Certain statements contained in this news release constitute "forward-looking information" within the meaning of applicable securities laws and the respective policies, regulations and rules under such laws ("forward-looking statements"). These forward-looking statements generally are identified by words such as "anticipate", "expect", "intend", "will" and similar expressions, although not all forward-looking statements contain these identifying words. Specific forward-looking statements in this news release include, but are not limited to, statements regarding: (a) the scheduled Meeting and any shareholder voting results ; and (b) the proposed Consolidation and the anticipated consequences thereof. Although the Company believes that the expectations and assumptions on which such forward-looking statements are based are reasonable, undue reliance should not be placed on the forward-looking statements because the Company can give no assurance that they will prove to be correct. Since forward-looking statements and information address future events and conditions, by their very nature they involve inherent risks and uncertainties.
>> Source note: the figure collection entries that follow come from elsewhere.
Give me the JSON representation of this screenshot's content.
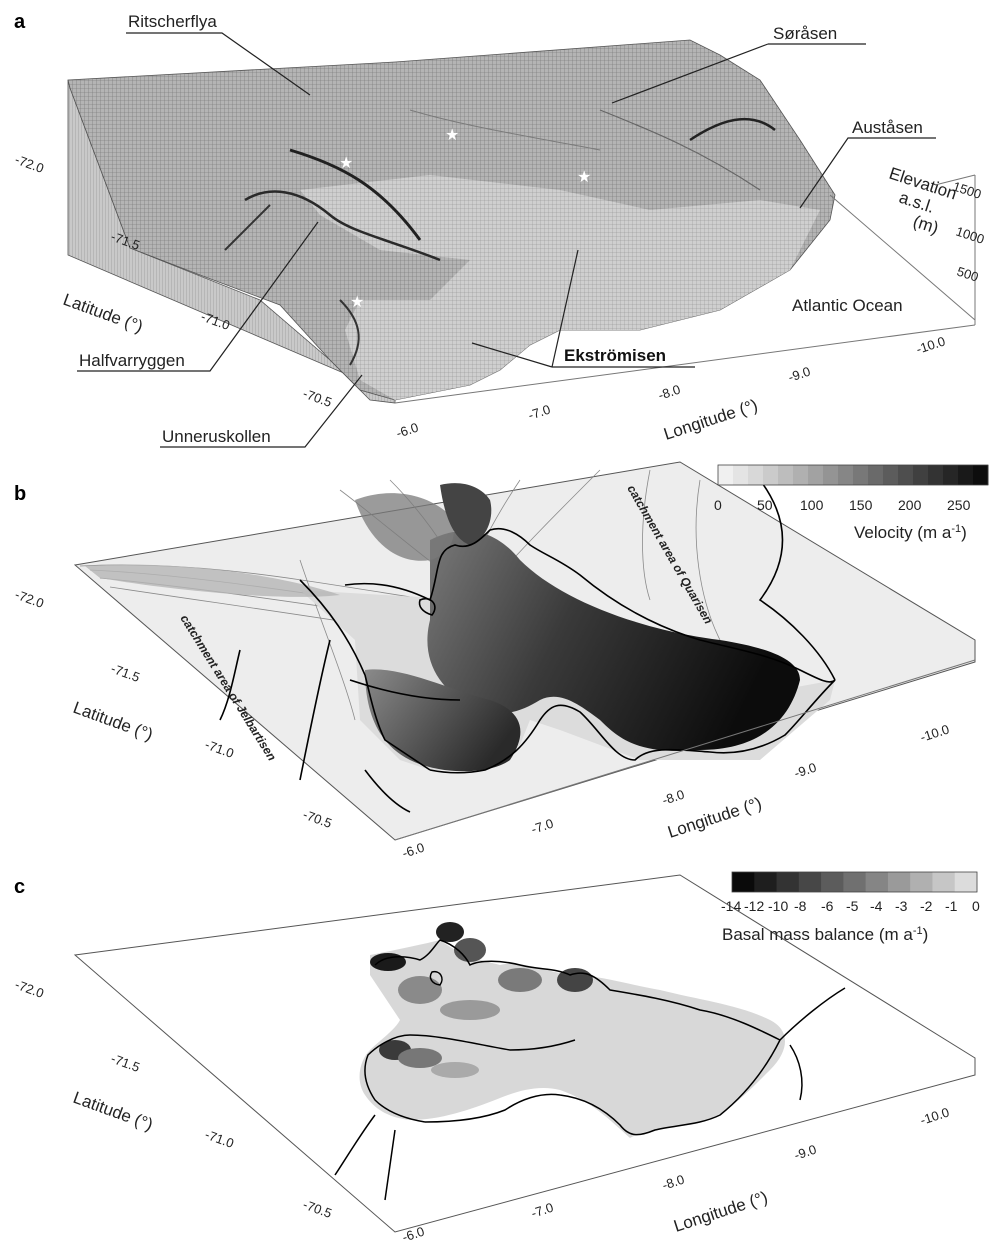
{
  "panels": {
    "a": {
      "label": "a",
      "places": {
        "ritscherflya": "Ritscherflya",
        "sorasen": "Søråsen",
        "austasen": "Auståsen",
        "halfvarryggen": "Halfvarryggen",
        "ekstromisen": "Ekströmisen",
        "unneruskollen": "Unneruskollen",
        "ocean": "Atlantic Ocean"
      },
      "elevation_axis": {
        "title_lines": [
          "Elevation",
          "a.s.l.",
          "(m)"
        ],
        "ticks": [
          "1500",
          "1000",
          "500"
        ]
      }
    },
    "b": {
      "label": "b",
      "catchment_quarisen": "catchment area of Quarisen",
      "catchment_jelbartisen": "catchment area of Jelbartisen",
      "colorbar": {
        "ticks": [
          "0",
          "50",
          "100",
          "150",
          "200",
          "250"
        ],
        "title": "Velocity (m a",
        "title_sup": "-1",
        "title_end": ")",
        "shades": [
          "#f0f0f0",
          "#e4e4e4",
          "#d8d8d8",
          "#cbcbcb",
          "#bdbdbd",
          "#b0b0b0",
          "#a2a2a2",
          "#949494",
          "#868686",
          "#787878",
          "#6a6a6a",
          "#5c5c5c",
          "#4e4e4e",
          "#404040",
          "#333333",
          "#262626",
          "#191919",
          "#0d0d0d"
        ]
      }
    },
    "c": {
      "label": "c",
      "colorbar": {
        "ticks": [
          "-14",
          "-12",
          "-10",
          "-8",
          "-6",
          "-5",
          "-4",
          "-3",
          "-2",
          "-1",
          "0"
        ],
        "title": "Basal mass balance (m a",
        "title_sup": "-1",
        "title_end": ")",
        "shades": [
          "#0a0a0a",
          "#1e1e1e",
          "#333333",
          "#474747",
          "#5c5c5c",
          "#707070",
          "#858585",
          "#9a9a9a",
          "#b0b0b0",
          "#c6c6c6",
          "#dcdcdc"
        ]
      }
    }
  },
  "axes": {
    "latitude_label": "Latitude (°)",
    "longitude_label": "Longitude (°)",
    "latitude_ticks": [
      "-72.0",
      "-71.5",
      "-71.0",
      "-70.5"
    ],
    "longitude_ticks": [
      "-6.0",
      "-7.0",
      "-8.0",
      "-9.0",
      "-10.0"
    ]
  },
  "colors": {
    "terrain": "#9a9a9a",
    "ice_shelf_light": "#d6d6d6",
    "coastline": "#000000"
  }
}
Many factors could cause actual future events to differ materially from the forward-looking statements in this news release including, without limitation, the risk that, the risk that the Meeting may not be held in a timely manner or at all, and the risk that the shareholders of the Company or the TSX-V may not approve the proposed Consolidation. Additionally, there are uncertainties inherent in forward-looking information, including factors beyond the Company's control. Readers are cautioned that the foregoing list of factors is not exhaustive. The forward-looking statements included in this news release are expressly qualified by this cautionary note. The forward-looking statements contained in this news release are made as of the date hereof and the Company undertakes no obligation to update publicly or revise any forward-looking statements, whether as a result of new information, future events or otherwise, unless so required by applicable laws.

Regulatory Statements

Neither The TSX Venture Exchange nor its Regulation Services Provider (as that term is defined in the policies of the TSX Venture Exchange) accepts responsibility for the adequacy or accuracy of this release.

To view the source version of this press release, please visit https://www.newsfilecorp.com/release/280299

FAQ

What consolidation is AnalytixInsight (ATIXF) proposing for January 2026?

The company is proposing a share consolidation of up to 10 pre-consolidation shares for 1 post-consolidation share, subject to shareholder and TSXV approval.

When will AnalytixInsight shareholders vote on the proposed consolidation (ATIXF)?

Shareholders are expected to vote at the annual general and special meeting on January 27, 2026.

How will the proposed consolidation affect my options, warrants or RSUs for ATIXF?

If the consolidation is approved and implemented, all outstanding options, warrants and restricted share units will be adjusted to reflect the consolidation.

Where can ATIXF shareholders find the meeting materials and amended circular?

Meeting materials and the amended circular dated January 13, 2026 will be available on SEDAR+ and mailed to shareholders per legal timelines.

Has AnalytixInsight changed its previous management circular for the ATIXF meeting?

Yes. An amended and restated management information circular dated January 13, 2026 replaces the December 23, 2025 circular to update Plan disclosure.

Is the consolidation implementation guaranteed for ATIXF?

No. Implementation depends on shareholder approval at the meeting and final approval from the TSX Venture Exchange.